The leadership style of today’s digital leaders
Moving into the future, digital leaders must embrace and adopt alternative leadership styles to their predecessors’. With the current rate of change, agility will be crucial for remaining competitors to avoid being left behind. While companies once created set-and-forget strategies implemented over several years, today’s leader must continually evaluate progress, priorities and business models and be prepared to quickly change direction.
Digital leaders won’t always be able to identify the immediate impact or return on their investments either, which could make it more difficult to secure funding or buy-in from stakeholders. Rather than driving a direct outcome, today’s leaders must understand how digital strategies can be used as an enabler for broader corporate or product strategies, which calls for perseverance, bigger picture thinking and strong communication to model the outcomes for stakeholders and teams.
Today’s leaders must also recognise the benefits of encouraging different business functions to work together and become more integrated as part of the wider organisational digital transformation strategy. To achieve this, leaders must always set an example for the values of openness, collaboration and innovation as they transition their organisation to a non-siloed working culture. Nowadays, leadership is less about overcoming challenges by using judgement and experience, and more about finding new solutions by implementing innovative methods such as crowdsourcing and hackathons.
How leaders can develop their digital skills
In the past, leaders typically ascended the organisational hierarchy over a long period of time. Experience and loyalty, although still important, were deemed key factors in determining the suitability of leaders. Now, companies are prepared to identify and support future leaders sooner, by pushing their boundaries of responsibility and testing their raw leadership capabilities in different scenarios.
While developing leadership skills traditionally focused on methods of training, assessment and coaching, today’s digital leadership skills are gained and recognised through hands-on experience, exposure to real life problems and making valuable contributions. To develop the skills of a digital leader, professionals should take every opportunity to step outside their comfort zone by volunteering for new challenges, offering solutions and being prepared to take calculated risks.
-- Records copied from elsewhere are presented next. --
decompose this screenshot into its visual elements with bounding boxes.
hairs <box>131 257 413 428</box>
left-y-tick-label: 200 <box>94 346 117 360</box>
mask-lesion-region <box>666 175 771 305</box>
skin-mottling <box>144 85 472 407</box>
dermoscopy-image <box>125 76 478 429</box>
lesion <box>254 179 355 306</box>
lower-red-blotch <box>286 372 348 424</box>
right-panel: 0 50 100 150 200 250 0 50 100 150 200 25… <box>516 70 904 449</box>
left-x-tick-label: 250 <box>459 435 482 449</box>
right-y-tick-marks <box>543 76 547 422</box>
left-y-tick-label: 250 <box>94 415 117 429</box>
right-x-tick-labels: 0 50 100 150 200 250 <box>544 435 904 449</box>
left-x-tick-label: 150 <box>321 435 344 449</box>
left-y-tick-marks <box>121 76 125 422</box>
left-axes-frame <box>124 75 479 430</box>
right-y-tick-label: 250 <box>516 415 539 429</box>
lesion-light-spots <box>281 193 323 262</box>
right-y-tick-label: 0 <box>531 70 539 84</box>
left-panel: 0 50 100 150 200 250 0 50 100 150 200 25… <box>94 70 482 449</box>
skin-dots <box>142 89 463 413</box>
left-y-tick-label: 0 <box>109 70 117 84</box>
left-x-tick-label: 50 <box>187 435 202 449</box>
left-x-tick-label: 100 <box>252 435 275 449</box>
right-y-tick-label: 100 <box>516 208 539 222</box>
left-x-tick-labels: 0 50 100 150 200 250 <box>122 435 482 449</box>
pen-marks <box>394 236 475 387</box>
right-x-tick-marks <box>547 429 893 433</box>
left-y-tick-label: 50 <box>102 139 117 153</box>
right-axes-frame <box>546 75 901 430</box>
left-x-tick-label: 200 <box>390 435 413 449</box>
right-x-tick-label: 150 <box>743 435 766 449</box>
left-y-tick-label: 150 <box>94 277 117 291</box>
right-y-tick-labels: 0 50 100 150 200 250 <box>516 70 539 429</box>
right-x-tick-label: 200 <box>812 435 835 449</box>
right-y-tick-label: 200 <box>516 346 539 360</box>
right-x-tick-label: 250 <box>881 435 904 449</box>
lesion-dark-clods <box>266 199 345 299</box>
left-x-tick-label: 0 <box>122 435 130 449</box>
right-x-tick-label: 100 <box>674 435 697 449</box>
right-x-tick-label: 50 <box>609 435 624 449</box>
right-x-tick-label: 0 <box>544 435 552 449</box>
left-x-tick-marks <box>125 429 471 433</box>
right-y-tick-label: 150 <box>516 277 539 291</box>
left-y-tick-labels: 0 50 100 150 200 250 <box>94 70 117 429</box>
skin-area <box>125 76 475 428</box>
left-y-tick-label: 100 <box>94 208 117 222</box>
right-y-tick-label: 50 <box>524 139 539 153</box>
Working in different functional areas of the business, working internationally, or undertaking collaborative projects also allows exposure to new people and different ways of thinking, as well as helping to gain an appreciation for wider business objectives. These skills will be essential for driving digital transformation across entire organisations in an increasingly global context.
As the rate of change accelerates and continuous learning becomes more essential, developing instinctive capabilities for sharing and absorbing knowledge will be invaluable to all digital leaders. Forming learning partnerships is an effective way to learn from other people’s experiences, challenges, ideas and insights.
Digital leadership is becoming a must-have for companies as they work hard to find their place in the future market. But while understanding the importance and value of digital leadership should be a priority, workforces and companies must work together to create the right ecosystem for developing a pipeline of future digital leaders. This means encouraging people to cross boundaries and embrace new challenges and knowing how to recognise emerging talent.